Von 1928 bis 1936 fanden vier offizielle internationale Spartakiaden statt. Später wurden Spartakiaden in den Ostblockstaaten als nationale Sportveranstaltungen oder als internationale Spartakiade der befreundeten Armeen organisiert.

Entstehung[Bearbeiten | Quelltext bearbeiten]

Die Sowjetunion versuchte, Spartakiaden sowohl als Gegenbewegung als auch als Ergänzung zu den Olympischen Spielen zu etablieren. Der von Spartacus abgeleitete Name sollte den proletarischen Internationalismus im direkten Gegensatz zum aristokratischen Charakter der antiken Olympischen Spiele symbolisieren, auf denen die modernen „kapitalistischen“ Olympischen Spiele basierten.

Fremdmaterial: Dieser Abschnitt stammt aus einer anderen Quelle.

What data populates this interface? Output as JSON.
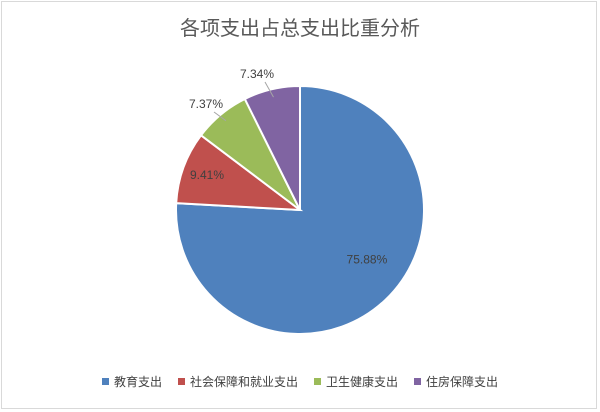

Die ersten Spartakiaden in der UdSSR wurden 1923 in Formationen der Roten Armee und der Sportbewegung Spartak in Petrograd abgehalten. Die Moskauer Spartakiade im Jahr 1928 war auch als Allunions-Spartakiade bekannt. Ab Anfang der 1930er-Jahre fanden in der Sowjetunion Spartakiaden der Gewerkschaften und der Dynamo-Sportgesellschaft statt. In den 1950er-Jahren wurden Spartakiaden der Völker der UdSSR, der DOSAAF der UdSSR, gewerkschaftsübergreifende Spartakiaden von Studenten sowie internationale Spartakiaden „befreundeter Armeen sozialistischer und Entwicklungsländer“ und andere eingeführt.

Internationale Spartakiaden der Zwischenkriegszeit[Bearbeiten | Quelltext bearbeiten]

Baku 1926 (abgesagt)[Bearbeiten | Quelltext bearbeiten]

Zur für den Sommer 1926 in Baku geplanten „Spartakiade des Ostens“ erwarteten die sowjetischen Organisatoren Teilnehmer aus der Türkei, Afghanistan, Persien, Palästina, Marokko und China. Das Projekt scheiterte aber an finanziellen Problemen.

Moskau und Oslo 1928[Bearbeiten | Quelltext bearbeiten]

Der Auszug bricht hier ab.